The two patient groups were well matched for age and sex and there was no difference in mean operative times between the two groups.
A number of studies have suggested that SSI rates are generally lower amongst patients undergoing laparoscopic rather than open colorectal resections.7-9 In our series, laparoscopic SSI rates remain higher than SSI in our open series (11.6% vs 8.0%) although not significantly so. The reasons for this are not immediately clear; however, it should be noted that a SSI rate of 8.0% amongst open resections is lower than the rate usually quoted in the literature.7,9 In contrast, our laparoscopic SSI rate is similar to that of other studies.7,9
The use of pre-operative skin preparation is common in many departments; however, its benefit is controversial. The aim of washing the area is to reduce the volume of resident bacteria and this has been demonstrated in trials.10 A number of studies have demonstrated that simple pre-operative skin preparation can help to reduce postoperative surgical site infections.11-13 However, a Cochrane review performed in 2007 looking at data from over 10,000 patients over a 26-year period failed to find any clear evidence for the use of pre-operative washing with chlorhexidine.14 It is possible, however, that this review, concentrating on all surgical incision types, is not applicable to certain incisions made through intrinsically dirty areas of the body, such as the umbilicus, where the impact of pre-operative washing may be more greatly appreciated.

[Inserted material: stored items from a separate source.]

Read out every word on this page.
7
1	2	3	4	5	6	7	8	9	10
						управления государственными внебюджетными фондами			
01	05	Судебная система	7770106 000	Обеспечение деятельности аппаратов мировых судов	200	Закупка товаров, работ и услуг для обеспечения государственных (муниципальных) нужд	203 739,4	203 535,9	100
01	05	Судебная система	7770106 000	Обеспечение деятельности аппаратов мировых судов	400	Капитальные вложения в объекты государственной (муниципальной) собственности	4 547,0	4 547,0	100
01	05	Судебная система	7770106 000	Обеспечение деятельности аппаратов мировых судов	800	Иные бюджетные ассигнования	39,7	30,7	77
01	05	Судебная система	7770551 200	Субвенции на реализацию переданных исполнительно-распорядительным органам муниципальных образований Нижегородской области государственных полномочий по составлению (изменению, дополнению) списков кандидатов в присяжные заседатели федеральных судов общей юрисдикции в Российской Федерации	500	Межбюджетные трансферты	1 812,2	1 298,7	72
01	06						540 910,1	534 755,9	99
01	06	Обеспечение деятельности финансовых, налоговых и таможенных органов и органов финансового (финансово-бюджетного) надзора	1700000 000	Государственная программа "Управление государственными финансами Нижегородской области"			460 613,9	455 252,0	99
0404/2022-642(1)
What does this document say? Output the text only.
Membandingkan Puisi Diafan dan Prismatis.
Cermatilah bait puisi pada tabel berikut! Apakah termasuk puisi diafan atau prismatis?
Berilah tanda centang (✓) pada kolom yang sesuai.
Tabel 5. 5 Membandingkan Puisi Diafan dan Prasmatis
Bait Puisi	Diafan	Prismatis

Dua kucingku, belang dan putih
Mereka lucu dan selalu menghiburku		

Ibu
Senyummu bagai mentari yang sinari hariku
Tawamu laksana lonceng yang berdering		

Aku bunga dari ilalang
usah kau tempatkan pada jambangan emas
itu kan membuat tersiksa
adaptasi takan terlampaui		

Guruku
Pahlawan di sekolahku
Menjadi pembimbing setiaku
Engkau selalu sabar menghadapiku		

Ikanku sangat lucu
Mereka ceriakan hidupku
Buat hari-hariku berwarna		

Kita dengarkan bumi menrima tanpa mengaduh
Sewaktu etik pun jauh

To our knowledge, only one study in 1987, looking at open procedures, has previously investigated the difference between circumumbilical versus transumbilical incisions.15 It failed to show any benefit, in terms of infectious complications, from avoiding the umbilicus in the incision. The paucity of studies is perhaps surprising considering the frequency with which incisions around the umbilicus are performed. In laparoscopic procedures, it is desirable to minimise the cosmetic effects of the incision, potentially by hiding it within the umbilicus if this does not put patients at increased risk of SSI. However, our results would suggest this to be inadvisable.
Conclusions
These results are complicated by the fact that we changed two factors simultaneously, making it difficult to differentiate between the individual effectiveness of each intervention. However, this study does demonstrate the impact that simple measures, such as pre-operative skin preparation and incision type, can have on surgical site infection rate. Further studies into the use of pre-operative skin cleansing and incision sites, with respect to their effect on SSI, are warranted within the new laparoscopic era.